Originally, the Philippine government wanted to use it for screening in airports but the World Health Organization later issued guidelines saying it is not appropriate for border screening.
“Ituloy natin yung Baguio pilot study so we can appropriately determine kung ano itong rational use ng antigen for us, aside from the WHO recommendation,” Health Undersecretary Maria Rosario Vergeire said during a virtual briefing. “Baka pwedeng tignan natin doon pa rin sa ibang sectors natin like travelers (tulad ng) sinusubukan natin ngayon sa Baguio.”
(We’ll continue the Baguio pilot study so we can appropriately determine the rational use of antigen for us, aside from the WHO recommendation. Maybe it can also be used for other sectors like travelers like what we’re trying in Baguio.)
Vergeire said the problem with Baguio is that it only has 200 travelers tested using antigen test kits.
“It is not yet sufficient for a sample size. Kasi ang sample size na nakalagay sa protocol ng study is almost 1,000 (Because the sample size specified in the study protocol is almost 1,000,” she said.
“Kaya hindi pa conclusive. Hindi pa sufficient ang sample para makapagsabi tayo na ito na talaga ang resulta na basehan at ebidensya para gumawa tayo ng protocol,” she added.
(That’s why it’s not yet conclusive. The sample is not yet sufficient for us to say that this is the result and it can serve as a basis or evidence for a protocol.)
While waiting for more travelers to be tested, the analysis of antigen tests done in 2 barangays in Baguio where COVID-19 outbreaks were monitored is now being studied by experts.
Vergeire said the use of antigen tests specified in the Omnibus Guidelines is based on the recommendations of the WHO and the Health Technology Assessment Council.

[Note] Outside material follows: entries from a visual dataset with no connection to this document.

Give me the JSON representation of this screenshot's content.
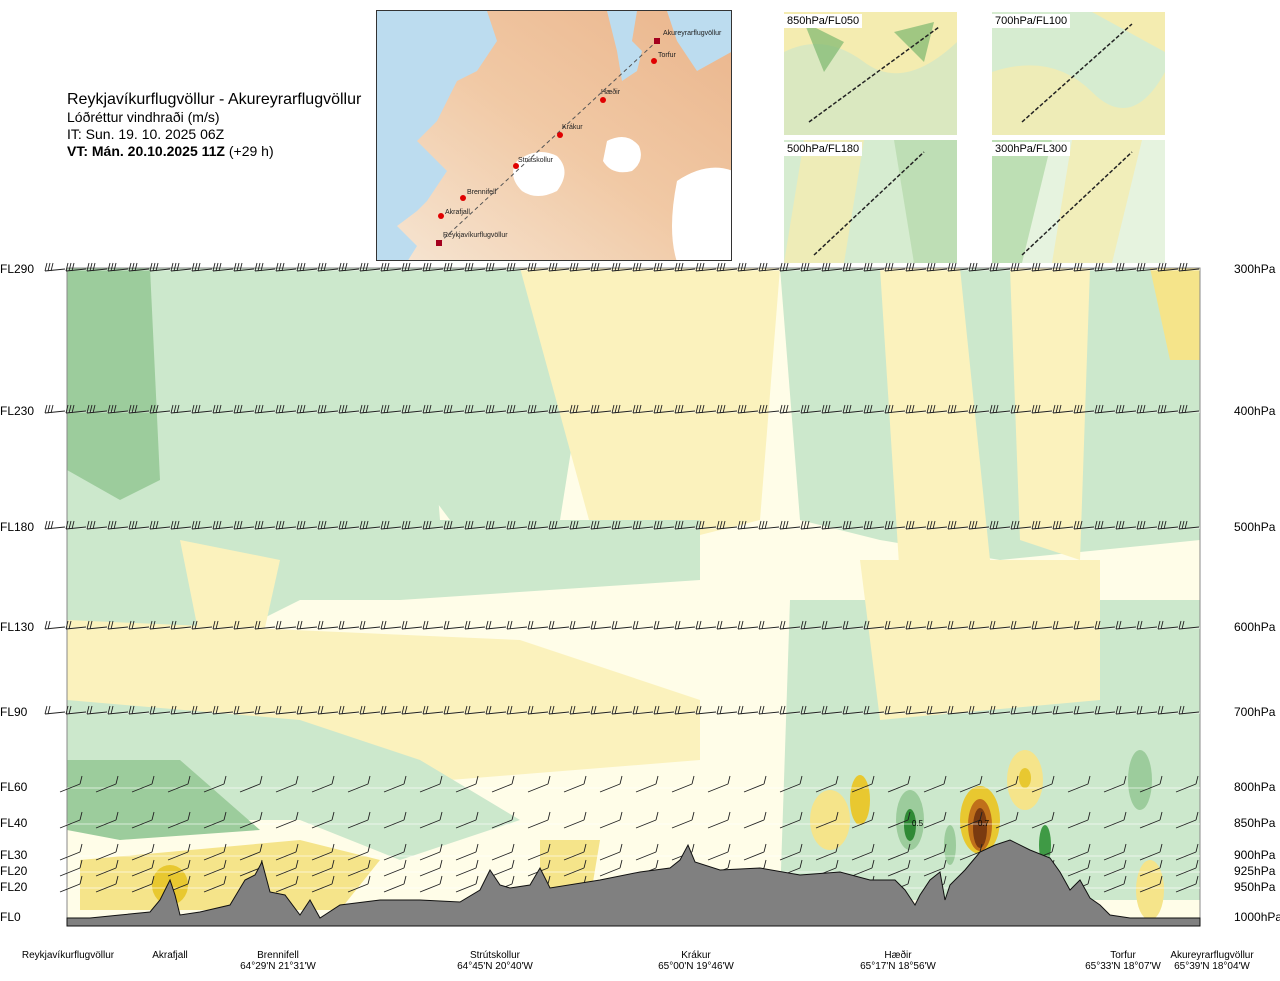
{
  "header": {
    "route": "Reykjavíkurflugvöllur - Akureyrarflugvöllur",
    "variable": "Lóðréttur vindhraði (m/s)",
    "init_time": "IT: Sun. 19. 10. 2025 06Z",
    "valid_prefix": "VT: Mán. 20.10.2025 11Z",
    "valid_suffix": "(+29 h)"
  },
  "route_map": {
    "stations": [
      "Akureyrarflugvöllur",
      "Torfur",
      "Hæðir",
      "Krákur",
      "Strútskollur",
      "Brennifell",
      "Akrafjall",
      "Reykjavíkurflugvöllur"
    ]
  },
  "mini_maps": [
    "850hPa/FL050",
    "700hPa/FL100",
    "500hPa/FL180",
    "300hPa/FL300"
  ],
  "chart_data": {
    "type": "heatmap",
    "title": "Lóðréttur vindhraði (m/s)",
    "levels": [
      {
        "fl": "FL290",
        "hpa": "300hPa"
      },
      {
        "fl": "FL230",
        "hpa": "400hPa"
      },
      {
        "fl": "FL180",
        "hpa": "500hPa"
      },
      {
        "fl": "FL130",
        "hpa": "600hPa"
      },
      {
        "fl": "FL90",
        "hpa": "700hPa"
      },
      {
        "fl": "FL60",
        "hpa": "800hPa"
      },
      {
        "fl": "FL40",
        "hpa": "850hPa"
      },
      {
        "fl": "FL30",
        "hpa": "900hPa"
      },
      {
        "fl": "FL20",
        "hpa": "925hPa"
      },
      {
        "fl": "FL20",
        "hpa": "950hPa"
      },
      {
        "fl": "FL0",
        "hpa": "1000hPa"
      }
    ],
    "stations": [
      {
        "name": "Reykjavíkurflugvöllur",
        "coord": ""
      },
      {
        "name": "Akrafjall",
        "coord": ""
      },
      {
        "name": "Brennifell",
        "coord": "64°29'N 21°31'W"
      },
      {
        "name": "Strútskollur",
        "coord": "64°45'N 20°40'W"
      },
      {
        "name": "Krákur",
        "coord": "65°00'N 19°46'W"
      },
      {
        "name": "Hæðir",
        "coord": "65°17'N 18°56'W"
      },
      {
        "name": "Torfur",
        "coord": "65°33'N 18°07'W"
      },
      {
        "name": "Akureyrarflugvöllur",
        "coord": "65°39'N 18°04'W"
      }
    ],
    "annotations": [
      "0.5",
      "0.7"
    ],
    "colors": {
      "strong_down": "#9ccc9c",
      "down": "#cce8cc",
      "weak_down": "#e4f4e0",
      "neutral": "#fffde8",
      "weak_up": "#fbf2bd",
      "up": "#f5e48a",
      "strong_up": "#e8c830",
      "very_strong_up": "#7a3a10",
      "terrain": "#808080"
    }
  }
}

“Kapagka lumabas na yung kumpletong resulta galing sa Baguio, dyan natin irerevise yung omnibus guidelines kung sakaling makita na pwede pang gamitin sa ibang sektor ng ating society,” she said.
(Once we have complete results from Baguio, we can revise the omnibus guidelines in case we prove that it can be used for other sectors in society.)
DOH also explained why Baguio is still using the antigen test from South Korean company SD BioSensor even after a study by the Research Institute for Tropical Medicine showed that it only has 71% sensitivity, lower than the requirement of 80%.
Vergeire said that after the RITM test, the WHO released its own emergency use list including the SD BioSensor antigen test.
She said this made RITM review the results of their tests.
“Yung WHO ang ginamit nya na basis ay yung pag-aaral ng diagnostic performance sa Germany. Kung saan ang diagnostic performance sa Germany lumalabas 76.6% ang sensitivity and in Brazil it’s another cohort 88.7%,” she said.
(The WHO used as basis a study from Germany where the diagnostic performance showed 76.6%. For another study in Brazil it was 88.7%.)
Vergeire said the RITM learned that the results vary based on the “cycle threshold,” which depends on the viral load of a patient.
“Ibig sabihin it directs us na meron talagang basehan na pwede mo naman gamitin ang antigen for specific circumstances,” she said.
(This means, there really is a basis for using antigen tests for specific circumstances.)